Baudrillard – Il coltello di Zhuang-zi

Esempio perfetto di analisi, e della sua prodigiosa operatività quando essa supera la visione piena, sostanziale, opaca, dell’oggetto («all’inizio vedevo solo il bue»), la visione anatomica del corpo come edificio pieno, divisibile a piacimento, di ossa, di carne e di silhouette-donnaorgani, unificato dalla rappresentazione esteriore, e sul quale lavora il cuoco mediocre, il quale non fa che tagliare con la forza – per giungere a riconoscere l’articolazione del vuoto, della struttura di vuoti in cui si articola il corpo («guido il coltello nei grandi vuoti»).

Il coltello di Zhuang-zi non è un pieno che attraversa un pieno, è esso stesso un vuoto («il filo del coltello non ha spessore») che si articola su un vuoto («nei vuoti, c’è spazio più che sufficiente per il coltello»).
Il coltello che opera in tal modo al livello dello spirito analitico, non lavora sullo spazio che riempie il bue, quello attestato dai sensi, dagli occhi, ma secondo l’organizzazione logica interna del ritmo e degli intervalli. Se esso non si consuma, è perché non si dà uno spessore d’osso o di carne, una sostanza da vincere – è differenza pura che opera su una differenza – qui per disarticolare il corpo, operazione pratica, ma di cui si vede benissimo che si basa su un’economia simbolica che non è né quella di una conoscenza «oggettiva», né quella d’un rapporto di forze, ma quella di una struttura di scambio: il coltello e il corpo si scambiano, il coltello articola la mancanza di questo corpo, e con ciò stesso lo decostruisce secondo il proprio ritmo. […]

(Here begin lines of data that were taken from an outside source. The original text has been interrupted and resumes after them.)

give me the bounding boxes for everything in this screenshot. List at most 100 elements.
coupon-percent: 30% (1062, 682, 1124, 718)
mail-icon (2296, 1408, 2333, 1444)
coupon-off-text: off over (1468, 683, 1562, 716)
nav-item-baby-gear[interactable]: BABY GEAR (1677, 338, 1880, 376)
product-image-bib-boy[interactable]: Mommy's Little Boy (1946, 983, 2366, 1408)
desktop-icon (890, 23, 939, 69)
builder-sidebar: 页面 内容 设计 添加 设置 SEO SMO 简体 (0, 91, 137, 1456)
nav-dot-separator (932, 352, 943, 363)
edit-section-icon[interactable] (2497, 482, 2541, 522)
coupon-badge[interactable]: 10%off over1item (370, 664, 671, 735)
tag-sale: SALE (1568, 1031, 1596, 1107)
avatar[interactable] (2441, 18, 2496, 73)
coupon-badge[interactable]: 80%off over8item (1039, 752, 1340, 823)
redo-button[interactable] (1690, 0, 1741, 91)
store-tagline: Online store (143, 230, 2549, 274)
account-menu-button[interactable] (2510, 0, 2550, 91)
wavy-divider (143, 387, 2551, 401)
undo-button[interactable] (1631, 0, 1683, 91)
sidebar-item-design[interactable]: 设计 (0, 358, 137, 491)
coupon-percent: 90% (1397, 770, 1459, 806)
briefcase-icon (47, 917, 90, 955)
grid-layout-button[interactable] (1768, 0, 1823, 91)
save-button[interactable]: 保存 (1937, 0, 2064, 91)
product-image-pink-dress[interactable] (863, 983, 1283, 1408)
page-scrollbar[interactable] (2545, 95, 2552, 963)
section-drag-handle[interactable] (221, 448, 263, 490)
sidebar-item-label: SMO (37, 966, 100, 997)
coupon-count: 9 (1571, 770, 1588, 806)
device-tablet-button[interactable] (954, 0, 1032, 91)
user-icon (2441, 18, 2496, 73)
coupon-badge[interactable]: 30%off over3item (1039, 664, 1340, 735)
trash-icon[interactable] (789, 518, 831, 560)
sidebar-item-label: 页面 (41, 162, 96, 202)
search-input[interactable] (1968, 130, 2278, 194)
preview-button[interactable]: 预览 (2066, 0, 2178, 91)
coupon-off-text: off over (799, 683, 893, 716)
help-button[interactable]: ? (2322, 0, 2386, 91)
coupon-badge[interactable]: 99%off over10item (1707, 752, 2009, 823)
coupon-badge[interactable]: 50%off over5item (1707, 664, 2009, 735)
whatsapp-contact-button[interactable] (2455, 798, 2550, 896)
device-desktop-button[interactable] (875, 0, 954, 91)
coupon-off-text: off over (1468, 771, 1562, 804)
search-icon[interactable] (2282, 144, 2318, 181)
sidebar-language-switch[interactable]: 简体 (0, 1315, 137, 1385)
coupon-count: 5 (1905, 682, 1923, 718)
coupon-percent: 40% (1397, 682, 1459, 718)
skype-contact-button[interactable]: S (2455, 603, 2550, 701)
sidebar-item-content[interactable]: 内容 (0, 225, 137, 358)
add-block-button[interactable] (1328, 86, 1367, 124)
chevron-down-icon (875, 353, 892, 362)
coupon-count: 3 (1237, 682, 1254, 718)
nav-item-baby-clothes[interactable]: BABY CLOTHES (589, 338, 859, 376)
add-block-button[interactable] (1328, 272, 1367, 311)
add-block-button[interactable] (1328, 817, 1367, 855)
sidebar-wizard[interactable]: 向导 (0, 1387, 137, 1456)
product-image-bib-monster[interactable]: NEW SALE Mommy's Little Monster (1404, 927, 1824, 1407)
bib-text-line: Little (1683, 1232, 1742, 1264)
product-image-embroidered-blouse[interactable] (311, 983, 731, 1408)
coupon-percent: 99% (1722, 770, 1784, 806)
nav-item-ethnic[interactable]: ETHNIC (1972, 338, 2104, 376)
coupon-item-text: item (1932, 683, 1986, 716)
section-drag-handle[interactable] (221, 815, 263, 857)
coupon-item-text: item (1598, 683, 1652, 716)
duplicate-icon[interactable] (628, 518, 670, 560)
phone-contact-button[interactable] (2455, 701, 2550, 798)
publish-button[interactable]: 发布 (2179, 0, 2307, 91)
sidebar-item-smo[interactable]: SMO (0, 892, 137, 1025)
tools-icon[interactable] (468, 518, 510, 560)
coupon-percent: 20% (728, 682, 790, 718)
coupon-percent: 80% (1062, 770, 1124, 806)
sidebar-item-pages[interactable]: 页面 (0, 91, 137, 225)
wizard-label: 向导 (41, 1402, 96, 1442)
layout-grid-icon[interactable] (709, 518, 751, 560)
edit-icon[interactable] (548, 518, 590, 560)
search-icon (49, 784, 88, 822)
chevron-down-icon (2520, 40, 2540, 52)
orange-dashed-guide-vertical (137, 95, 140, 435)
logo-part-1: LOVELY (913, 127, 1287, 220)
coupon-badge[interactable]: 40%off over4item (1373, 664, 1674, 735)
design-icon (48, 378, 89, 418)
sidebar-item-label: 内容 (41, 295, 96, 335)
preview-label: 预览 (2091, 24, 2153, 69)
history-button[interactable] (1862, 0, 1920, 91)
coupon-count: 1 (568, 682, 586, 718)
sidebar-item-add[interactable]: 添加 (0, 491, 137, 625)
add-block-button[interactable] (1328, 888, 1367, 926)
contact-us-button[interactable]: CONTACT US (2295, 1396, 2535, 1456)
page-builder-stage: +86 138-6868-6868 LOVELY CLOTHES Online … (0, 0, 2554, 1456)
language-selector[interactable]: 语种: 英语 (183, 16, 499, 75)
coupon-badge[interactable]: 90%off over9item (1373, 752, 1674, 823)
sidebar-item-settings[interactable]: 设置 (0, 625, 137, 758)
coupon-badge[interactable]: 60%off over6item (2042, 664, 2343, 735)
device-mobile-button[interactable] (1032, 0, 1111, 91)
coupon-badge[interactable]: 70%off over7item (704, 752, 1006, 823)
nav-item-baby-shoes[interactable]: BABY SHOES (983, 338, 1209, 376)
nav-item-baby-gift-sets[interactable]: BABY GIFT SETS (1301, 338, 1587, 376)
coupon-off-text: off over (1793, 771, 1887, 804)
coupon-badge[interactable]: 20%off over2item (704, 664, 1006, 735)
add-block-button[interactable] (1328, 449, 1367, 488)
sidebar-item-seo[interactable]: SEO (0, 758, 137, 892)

Mentre il discorso pieno, quello del cuoco mediocre, non fa che incidere anatomicamente in un’evidenza materiale, il coltello di Zhuang-zi non opera sul corpo: lo risolve, vi circola attentamente e con aria sognante («mi concentro, poi smetto di guardare, procedo molto lentamente»), vi avanza anagrammaticamente – non avanza cioè da un termine all’altro, da un organo all’altro giustapposti, collegati come le parole al filo d’una sintassi funzionale: così fanno il cuoco mediocre e il linguaggio della significazione.

Qui il filo del senso è diverso: esso scarta il corpo manifesto e segue il corpo sotto il corpo, come fa l’anagramma secondo il suo modello di dispersione e di risoluzione d’un termine, di un corpus princeps il cui segreto è l’articolazione diversa che corre sotto il discorso e tratteggia qualcosa – un nome, una formula – la cui assenza assilla il testo.
Questa formula del corpo, che sfida il corpo anatomico, il coltello la descrive e la risolve, fidandosi dell’efficacia del segno, della sua efficacia simbolica, della sua attitudine a scambiare vuoto con vuoto, e di questi vuoti a riscrivere lo spartito – riascoltandone il ritmo, che da sé si fa e si disfa in un incessante lavoro di risoluzione anagrammatica.